Muziektheater

Das Lied von der Erde Gustav Mahler / Philippe Quesne / HERMESensemble

Het lied van de onttoverde aarde


De Franse regisseur-scenograaf Philippe Quesne weet hoe je grote bühnes aanpakt. In zijn eigen stukken overweldigt het decor de spelers haast altijd. Het is vaak alsof we kijken naar insecten in een terrarium. Het voelt dan ook wat vreemd aan dat Quesne zijn enscenering van ‘Das Lied von der Erde’, de liederencyclus van Gustav Mahler, een eerder zuinige scenografie meegaf. In de tweede helft van de voorstelling, als de Oekraïense Christina Daletska ‘Der Abschied’ vertolkt, begrijp je echter waarom. Het verscheurende afscheid van een leven én een land verdraagt geen opsmuk.
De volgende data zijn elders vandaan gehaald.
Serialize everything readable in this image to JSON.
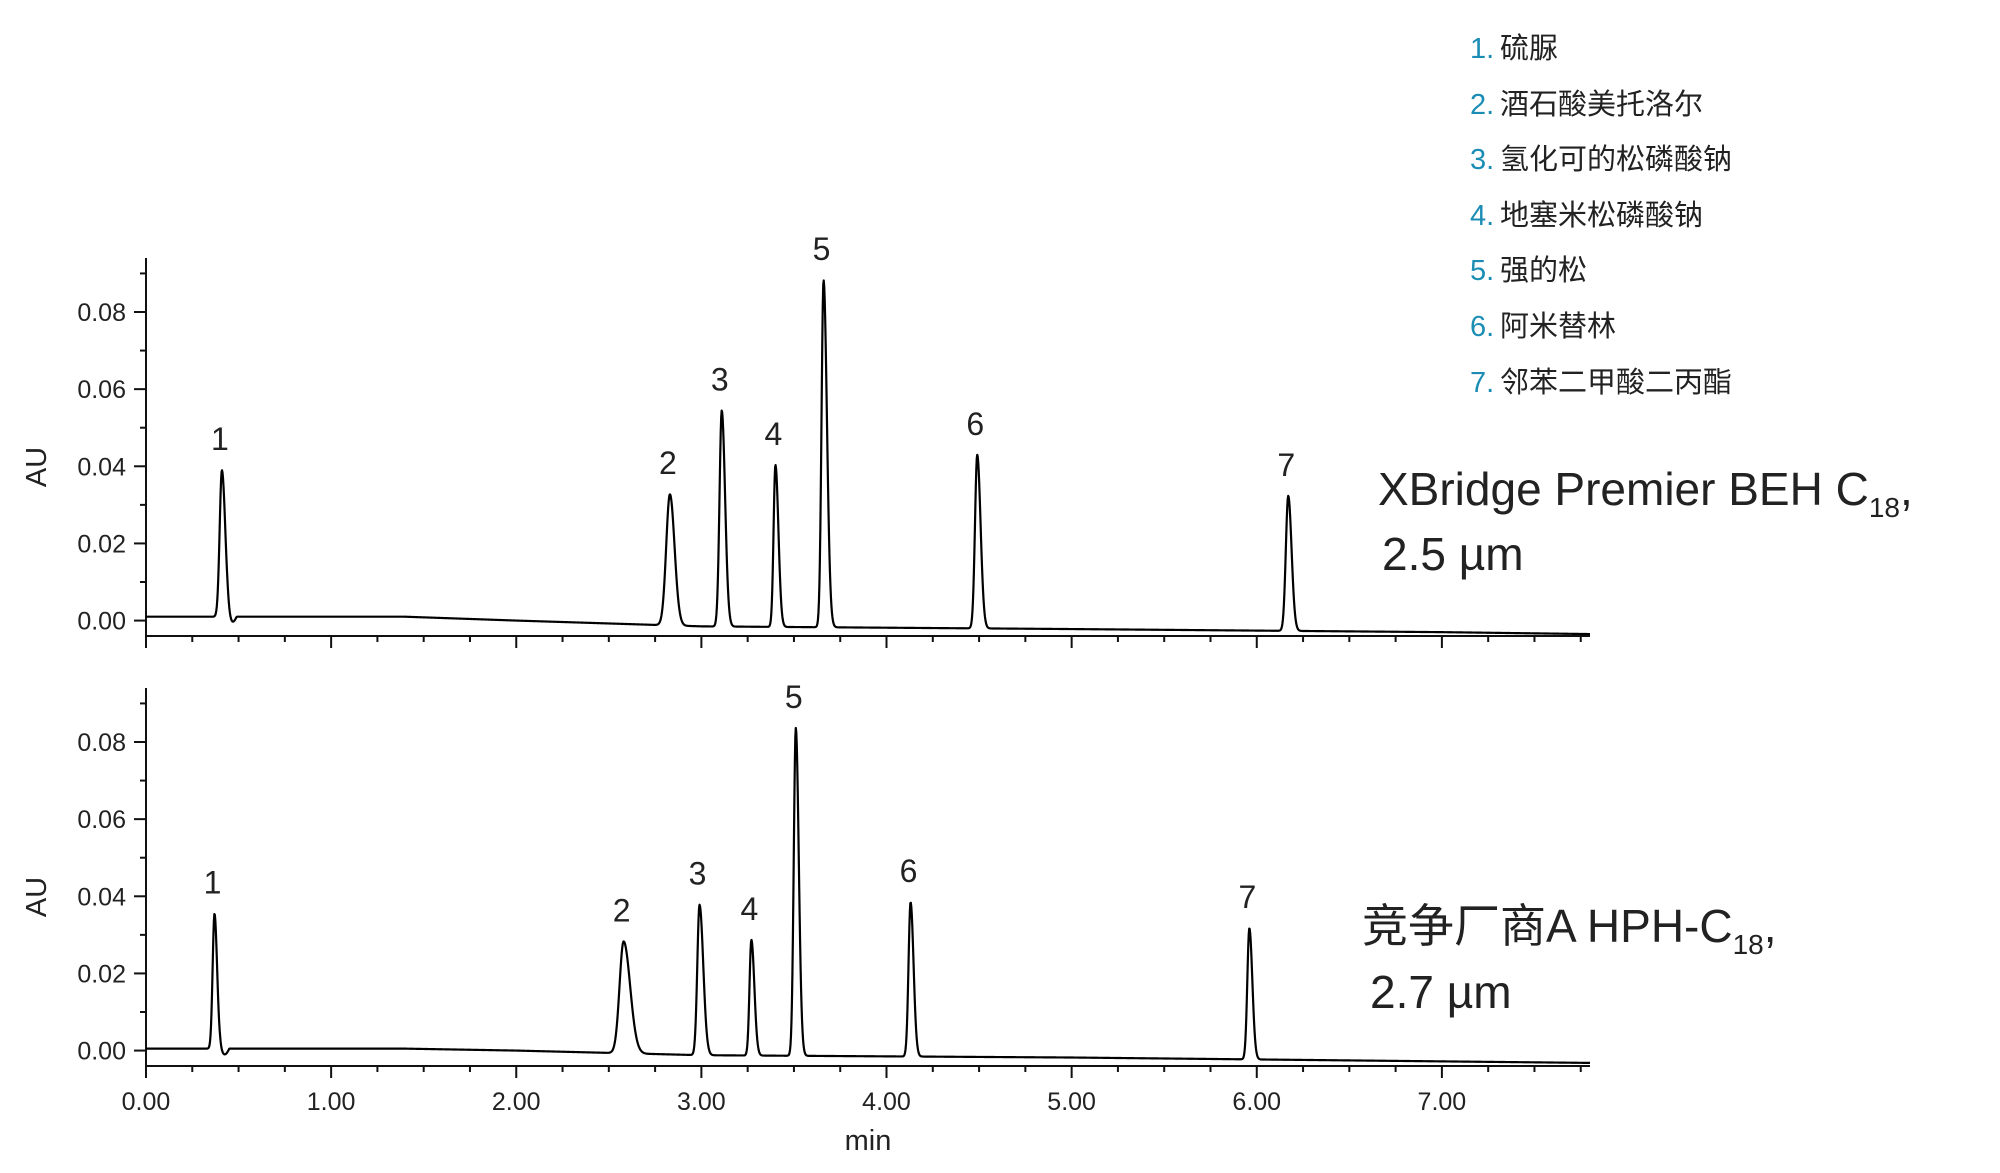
{
  "chart_data": [
    {
      "type": "line",
      "panel": "top",
      "ylabel": "AU",
      "ylim": [
        -0.004,
        0.094
      ],
      "yticks": [
        "0.00",
        "0.02",
        "0.04",
        "0.06",
        "0.08"
      ],
      "xlim": [
        0,
        7.8
      ],
      "column_label": {
        "main": "XBridge Premier BEH C",
        "sub": "18",
        "tail": ",",
        "line2": "2.5 µm"
      },
      "baseline": [
        [
          0,
          0.001
        ],
        [
          1.4,
          0.001
        ],
        [
          2.0,
          0.0
        ],
        [
          3.0,
          -0.0015
        ],
        [
          5.0,
          -0.0022
        ],
        [
          7.0,
          -0.003
        ],
        [
          7.8,
          -0.0035
        ]
      ],
      "peaks": [
        {
          "label": "1",
          "rt": 0.41,
          "height": 0.038,
          "width": 0.012,
          "tail": 0.018
        },
        {
          "label": "2",
          "rt": 2.83,
          "height": 0.034,
          "width": 0.02,
          "tail": 0.025
        },
        {
          "label": "3",
          "rt": 3.11,
          "height": 0.056,
          "width": 0.012,
          "tail": 0.018
        },
        {
          "label": "4",
          "rt": 3.4,
          "height": 0.042,
          "width": 0.01,
          "tail": 0.016
        },
        {
          "label": "5",
          "rt": 3.66,
          "height": 0.09,
          "width": 0.011,
          "tail": 0.018
        },
        {
          "label": "6",
          "rt": 4.49,
          "height": 0.045,
          "width": 0.012,
          "tail": 0.018
        },
        {
          "label": "7",
          "rt": 6.17,
          "height": 0.035,
          "width": 0.013,
          "tail": 0.018
        }
      ]
    },
    {
      "type": "line",
      "panel": "bottom",
      "xlabel": "min",
      "ylabel": "AU",
      "ylim": [
        -0.004,
        0.094
      ],
      "yticks": [
        "0.00",
        "0.02",
        "0.04",
        "0.06",
        "0.08"
      ],
      "xlim": [
        0,
        7.8
      ],
      "xticks": [
        "0.00",
        "1.00",
        "2.00",
        "3.00",
        "4.00",
        "5.00",
        "6.00",
        "7.00"
      ],
      "column_label": {
        "main": "竞争厂商A HPH-C",
        "sub": "18",
        "tail": ",",
        "line2": "2.7 µm"
      },
      "baseline": [
        [
          0,
          0.0005
        ],
        [
          1.4,
          0.0005
        ],
        [
          2.0,
          0.0
        ],
        [
          3.0,
          -0.0012
        ],
        [
          5.0,
          -0.0018
        ],
        [
          7.0,
          -0.0028
        ],
        [
          7.8,
          -0.0032
        ]
      ],
      "peaks": [
        {
          "label": "1",
          "rt": 0.37,
          "height": 0.035,
          "width": 0.01,
          "tail": 0.014
        },
        {
          "label": "2",
          "rt": 2.58,
          "height": 0.029,
          "width": 0.022,
          "tail": 0.035
        },
        {
          "label": "3",
          "rt": 2.99,
          "height": 0.039,
          "width": 0.012,
          "tail": 0.02
        },
        {
          "label": "4",
          "rt": 3.27,
          "height": 0.03,
          "width": 0.01,
          "tail": 0.016
        },
        {
          "label": "5",
          "rt": 3.51,
          "height": 0.085,
          "width": 0.011,
          "tail": 0.016
        },
        {
          "label": "6",
          "rt": 4.13,
          "height": 0.04,
          "width": 0.011,
          "tail": 0.016
        },
        {
          "label": "7",
          "rt": 5.96,
          "height": 0.034,
          "width": 0.011,
          "tail": 0.016
        }
      ]
    }
  ],
  "legend": {
    "colors": {
      "number": "#1b8db5",
      "text": "#222222"
    },
    "items": [
      {
        "num": "1.",
        "name": "硫脲"
      },
      {
        "num": "2.",
        "name": "酒石酸美托洛尔"
      },
      {
        "num": "3.",
        "name": "氢化可的松磷酸钠"
      },
      {
        "num": "4.",
        "name": "地塞米松磷酸钠"
      },
      {
        "num": "5.",
        "name": "强的松"
      },
      {
        "num": "6.",
        "name": "阿米替林"
      },
      {
        "num": "7.",
        "name": "邻苯二甲酸二丙酯"
      }
    ]
  }
}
Uitgelicht door Mia Vaerman
Das Lied von der Erde
Mia Vaerman DeSingel, Antwerpen
10 mei 2022

Mahler was bijgelovig. Omdat Beethoven, Dvořák, Schubert noch Brückner hun Negende overleefden, koos de Oostenrijkse componist na zijn achtste symfonie voor een liedcyclus, ‘Het lied van de aarde’. Niet dat hij een vreugdevol thema aanboorde, want de eindige mens zegt in dat werk vaarwel aan de eeuwige natuur. Mahler werd in die tijd dan ook niet gespaard van leed. In 1907, het jaar voor hij het muziekstuk componeerde -hij was dan 47 jaar oud-, verloor hij zijn oudste dochter en werd bij hem een ongeneeslijke hartkwaal vastgesteld. Een antisemitische hetze dwong hem dan ook nog tot ontslag als directeur bij de Weense Hofoper. De donkerste werkelijkheid was zijn inspiratiebron.

Tijdens zijn leven was Mahler in de eerste plaats dirigent. Componeren deed hij tijdens de zomer in zijn vakantieverblijf in de bergen in Tirol. Tussen het componeren door ging hij geregeld op bergtocht, tot zijn hartkwaal hem dat belette. Zo werd hij zich sterk bewust van de tegenstelling tussen zijn eigen vergankelijkheid en de eeuwigheid van het alpenlandschap. De helft van de liederencyclus die hij in 1908 toonzette is dan ook gewijd aan afscheid. De première ging pas postuum door, in 1911.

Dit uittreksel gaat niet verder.